Ageuniara

Relator do desarmamento lança campanha em Araraquara

Por: ALVARO TANIGUTI

12/08/2005

O deputado federal Luís Eduardo Greenhalgh (PT/SP) visitou Araraquara (SP), no dia 8 de agosto a convite dos vereadores Éverson Inforsato (PT) e Edna Martins (PT), para o lançamento do Comitê Municipal do Desarmamento.

O parlamentar defende, no referendo marcado para 23 de outubro, a proibição do comércio de armas de fogo e munição no Brasil.

O decreto legislativo 1274/04 da Câmara dos Deputados prevê que o eleitorado deverá responder “sim” ou “não” à pergunta: “O comércio de armas de fogo e munição deve ser proibido no Brasil?”.

Antes de participar da cerimônia na Biblioteca Municipal Mário de Andrade, Greenhalgh concedeu entrevista coletiva na sede de Prefeitura, onde explicou os pontos-de-vista defendidos na campanha do desarmamento.

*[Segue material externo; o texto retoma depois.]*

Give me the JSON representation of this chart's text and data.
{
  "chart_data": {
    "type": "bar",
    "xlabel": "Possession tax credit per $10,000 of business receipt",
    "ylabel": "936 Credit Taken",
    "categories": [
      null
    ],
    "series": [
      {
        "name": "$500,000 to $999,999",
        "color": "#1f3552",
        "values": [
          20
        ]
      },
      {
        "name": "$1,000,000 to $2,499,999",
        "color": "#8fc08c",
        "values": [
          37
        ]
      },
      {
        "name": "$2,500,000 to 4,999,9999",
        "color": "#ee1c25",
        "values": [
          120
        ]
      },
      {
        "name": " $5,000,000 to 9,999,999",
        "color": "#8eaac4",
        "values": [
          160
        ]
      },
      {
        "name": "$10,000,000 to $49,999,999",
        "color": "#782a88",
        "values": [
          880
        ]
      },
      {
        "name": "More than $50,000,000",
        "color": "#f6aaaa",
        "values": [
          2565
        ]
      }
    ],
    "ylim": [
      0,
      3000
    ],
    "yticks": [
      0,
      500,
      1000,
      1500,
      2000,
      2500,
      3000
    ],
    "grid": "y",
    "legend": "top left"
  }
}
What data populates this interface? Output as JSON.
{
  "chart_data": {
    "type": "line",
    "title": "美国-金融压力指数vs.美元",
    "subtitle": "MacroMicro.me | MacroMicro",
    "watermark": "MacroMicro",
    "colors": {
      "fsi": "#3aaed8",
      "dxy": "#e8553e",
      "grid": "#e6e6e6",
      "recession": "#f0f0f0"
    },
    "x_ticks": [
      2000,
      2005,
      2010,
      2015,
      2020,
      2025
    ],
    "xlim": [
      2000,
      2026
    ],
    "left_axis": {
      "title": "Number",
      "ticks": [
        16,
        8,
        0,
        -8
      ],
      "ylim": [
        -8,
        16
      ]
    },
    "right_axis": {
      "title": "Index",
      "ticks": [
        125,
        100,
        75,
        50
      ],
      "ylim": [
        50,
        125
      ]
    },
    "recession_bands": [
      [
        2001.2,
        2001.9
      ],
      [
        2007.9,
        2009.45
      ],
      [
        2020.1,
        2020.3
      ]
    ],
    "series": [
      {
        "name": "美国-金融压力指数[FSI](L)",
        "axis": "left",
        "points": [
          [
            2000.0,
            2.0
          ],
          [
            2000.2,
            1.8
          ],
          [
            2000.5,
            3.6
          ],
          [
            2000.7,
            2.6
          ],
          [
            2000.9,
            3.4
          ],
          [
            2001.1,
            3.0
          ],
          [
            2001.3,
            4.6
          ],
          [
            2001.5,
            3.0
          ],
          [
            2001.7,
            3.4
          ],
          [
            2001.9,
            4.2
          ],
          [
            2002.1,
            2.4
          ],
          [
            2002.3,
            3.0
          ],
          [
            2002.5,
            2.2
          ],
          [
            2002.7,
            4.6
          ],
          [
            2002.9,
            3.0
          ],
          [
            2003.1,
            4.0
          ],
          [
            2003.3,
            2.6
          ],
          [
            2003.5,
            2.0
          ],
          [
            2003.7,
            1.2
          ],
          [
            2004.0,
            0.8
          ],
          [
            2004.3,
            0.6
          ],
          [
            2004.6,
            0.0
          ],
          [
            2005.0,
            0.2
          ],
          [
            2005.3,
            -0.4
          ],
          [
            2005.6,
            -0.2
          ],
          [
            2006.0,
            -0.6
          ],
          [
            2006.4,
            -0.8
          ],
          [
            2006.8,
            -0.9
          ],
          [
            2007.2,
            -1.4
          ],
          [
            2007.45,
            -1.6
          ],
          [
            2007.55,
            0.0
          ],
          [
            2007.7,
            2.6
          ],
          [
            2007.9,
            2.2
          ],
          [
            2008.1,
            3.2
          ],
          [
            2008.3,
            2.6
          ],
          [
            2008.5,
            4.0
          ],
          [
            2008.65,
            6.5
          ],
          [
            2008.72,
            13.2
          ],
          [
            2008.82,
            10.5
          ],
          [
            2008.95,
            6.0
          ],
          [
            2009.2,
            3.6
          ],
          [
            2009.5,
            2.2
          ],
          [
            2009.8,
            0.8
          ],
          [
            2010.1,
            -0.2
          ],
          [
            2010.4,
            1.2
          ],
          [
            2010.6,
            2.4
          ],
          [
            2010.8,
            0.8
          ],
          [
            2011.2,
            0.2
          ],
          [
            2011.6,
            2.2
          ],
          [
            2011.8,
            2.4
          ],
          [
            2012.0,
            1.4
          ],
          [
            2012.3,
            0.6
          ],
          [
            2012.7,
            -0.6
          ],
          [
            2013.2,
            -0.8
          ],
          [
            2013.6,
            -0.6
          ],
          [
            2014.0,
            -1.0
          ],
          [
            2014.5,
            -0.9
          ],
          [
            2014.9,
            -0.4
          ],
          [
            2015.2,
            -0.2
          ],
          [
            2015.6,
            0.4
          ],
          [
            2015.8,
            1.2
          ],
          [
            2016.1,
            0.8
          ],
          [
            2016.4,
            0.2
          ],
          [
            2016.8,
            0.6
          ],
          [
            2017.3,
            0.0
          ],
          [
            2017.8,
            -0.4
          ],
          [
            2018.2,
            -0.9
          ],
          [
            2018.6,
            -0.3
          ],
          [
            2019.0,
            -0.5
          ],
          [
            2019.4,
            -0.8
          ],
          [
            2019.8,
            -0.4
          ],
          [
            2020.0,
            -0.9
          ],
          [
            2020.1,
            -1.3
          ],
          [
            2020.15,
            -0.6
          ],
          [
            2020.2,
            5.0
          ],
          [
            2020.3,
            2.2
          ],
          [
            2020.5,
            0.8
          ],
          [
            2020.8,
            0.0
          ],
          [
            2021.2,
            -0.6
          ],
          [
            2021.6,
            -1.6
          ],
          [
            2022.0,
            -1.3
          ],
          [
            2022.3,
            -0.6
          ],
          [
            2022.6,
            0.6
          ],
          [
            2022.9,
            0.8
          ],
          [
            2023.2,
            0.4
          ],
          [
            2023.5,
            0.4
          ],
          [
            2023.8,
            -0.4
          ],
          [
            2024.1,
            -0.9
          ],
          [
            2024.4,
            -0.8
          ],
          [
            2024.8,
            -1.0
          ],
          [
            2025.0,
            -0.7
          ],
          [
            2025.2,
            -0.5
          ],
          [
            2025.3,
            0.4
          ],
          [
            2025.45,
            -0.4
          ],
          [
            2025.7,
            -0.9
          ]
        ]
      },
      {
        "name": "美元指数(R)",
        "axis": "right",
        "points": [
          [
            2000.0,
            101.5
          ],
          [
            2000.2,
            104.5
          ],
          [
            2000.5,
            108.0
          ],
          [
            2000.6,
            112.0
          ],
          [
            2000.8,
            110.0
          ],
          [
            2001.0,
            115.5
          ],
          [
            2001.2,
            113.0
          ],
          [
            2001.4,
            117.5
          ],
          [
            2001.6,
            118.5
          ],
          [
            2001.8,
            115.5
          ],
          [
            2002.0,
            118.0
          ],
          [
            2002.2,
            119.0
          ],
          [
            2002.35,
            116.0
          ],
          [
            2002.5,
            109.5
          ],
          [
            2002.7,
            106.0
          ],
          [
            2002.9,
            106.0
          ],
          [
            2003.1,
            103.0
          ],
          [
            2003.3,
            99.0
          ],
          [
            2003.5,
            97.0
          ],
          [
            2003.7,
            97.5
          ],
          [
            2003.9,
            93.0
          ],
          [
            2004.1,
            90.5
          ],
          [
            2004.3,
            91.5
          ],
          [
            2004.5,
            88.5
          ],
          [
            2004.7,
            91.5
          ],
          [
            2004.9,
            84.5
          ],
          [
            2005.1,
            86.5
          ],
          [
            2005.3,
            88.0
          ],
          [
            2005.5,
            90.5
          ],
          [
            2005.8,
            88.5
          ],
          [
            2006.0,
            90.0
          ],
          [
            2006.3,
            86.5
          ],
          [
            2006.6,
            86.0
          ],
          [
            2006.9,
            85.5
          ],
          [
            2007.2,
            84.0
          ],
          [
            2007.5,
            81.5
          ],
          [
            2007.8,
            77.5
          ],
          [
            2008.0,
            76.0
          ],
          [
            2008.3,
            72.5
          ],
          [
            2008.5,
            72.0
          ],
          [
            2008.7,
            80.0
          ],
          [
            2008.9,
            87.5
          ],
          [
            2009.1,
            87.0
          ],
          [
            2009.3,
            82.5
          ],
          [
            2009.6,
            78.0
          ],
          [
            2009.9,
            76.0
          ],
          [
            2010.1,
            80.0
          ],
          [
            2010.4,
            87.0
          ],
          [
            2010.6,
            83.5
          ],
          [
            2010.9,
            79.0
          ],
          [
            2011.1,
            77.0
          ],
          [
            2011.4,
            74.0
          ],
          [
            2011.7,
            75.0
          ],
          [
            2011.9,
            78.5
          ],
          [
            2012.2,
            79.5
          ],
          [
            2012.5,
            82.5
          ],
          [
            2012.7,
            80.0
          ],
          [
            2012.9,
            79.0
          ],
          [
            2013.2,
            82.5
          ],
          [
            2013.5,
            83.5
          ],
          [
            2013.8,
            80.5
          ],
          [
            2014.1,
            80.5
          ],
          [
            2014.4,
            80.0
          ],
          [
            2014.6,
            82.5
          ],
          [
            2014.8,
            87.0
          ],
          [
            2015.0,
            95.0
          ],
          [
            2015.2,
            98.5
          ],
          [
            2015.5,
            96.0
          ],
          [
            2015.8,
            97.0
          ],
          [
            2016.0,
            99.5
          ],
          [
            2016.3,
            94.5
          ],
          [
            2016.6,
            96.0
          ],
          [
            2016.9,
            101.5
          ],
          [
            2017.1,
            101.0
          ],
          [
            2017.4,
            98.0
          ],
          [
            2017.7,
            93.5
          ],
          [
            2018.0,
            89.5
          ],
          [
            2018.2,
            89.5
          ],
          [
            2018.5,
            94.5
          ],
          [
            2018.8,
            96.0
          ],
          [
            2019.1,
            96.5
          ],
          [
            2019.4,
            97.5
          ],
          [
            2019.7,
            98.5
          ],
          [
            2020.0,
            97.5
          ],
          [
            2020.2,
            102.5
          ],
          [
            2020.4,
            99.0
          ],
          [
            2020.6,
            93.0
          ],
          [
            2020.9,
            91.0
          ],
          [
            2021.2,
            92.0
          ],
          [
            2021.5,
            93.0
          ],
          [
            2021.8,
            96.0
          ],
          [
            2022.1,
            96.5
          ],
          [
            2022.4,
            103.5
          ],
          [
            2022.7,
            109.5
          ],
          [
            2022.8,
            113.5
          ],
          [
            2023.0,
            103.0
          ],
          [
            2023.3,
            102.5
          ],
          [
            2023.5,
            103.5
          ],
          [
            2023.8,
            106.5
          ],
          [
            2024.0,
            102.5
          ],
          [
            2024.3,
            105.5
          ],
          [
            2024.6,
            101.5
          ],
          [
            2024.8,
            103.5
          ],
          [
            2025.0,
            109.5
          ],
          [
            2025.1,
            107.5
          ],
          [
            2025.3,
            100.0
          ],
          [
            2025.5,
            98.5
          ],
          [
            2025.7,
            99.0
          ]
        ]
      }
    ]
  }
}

O relator do projeto afirmou que aproximadamente 300 mil armas foram entregues pela população na primeira fase da campanha, 110 mil em São Paulo. Cada artefato corresponde a uma indenização cujo valor varia de R$100,00 a R$300,00.

Neste sentido, exemplificou que no Paraná o número de homicídios foi reduzido em 20% e em São Paulo a queda foi de 18,5%. Os números são das Secretarias de Segurança Pública dos Estados e se referem ao ano de 2004.

A campanha pelo “sim” ou “não” começa dia 23 de setembro com horário gratuito nas emissoras de rádio e televisão. Greenhalgh enfatizou que o texto do decreto foi considerado padrão pela Organização das Nações Unidas (ONU) para que outros países que tenham a mesma iniciativa possam se espelhar no texto brasileiro.

Ele ressaltou que a participação dos prefeitos em todo o país é fundamental para que a opinião pública discuta a questão.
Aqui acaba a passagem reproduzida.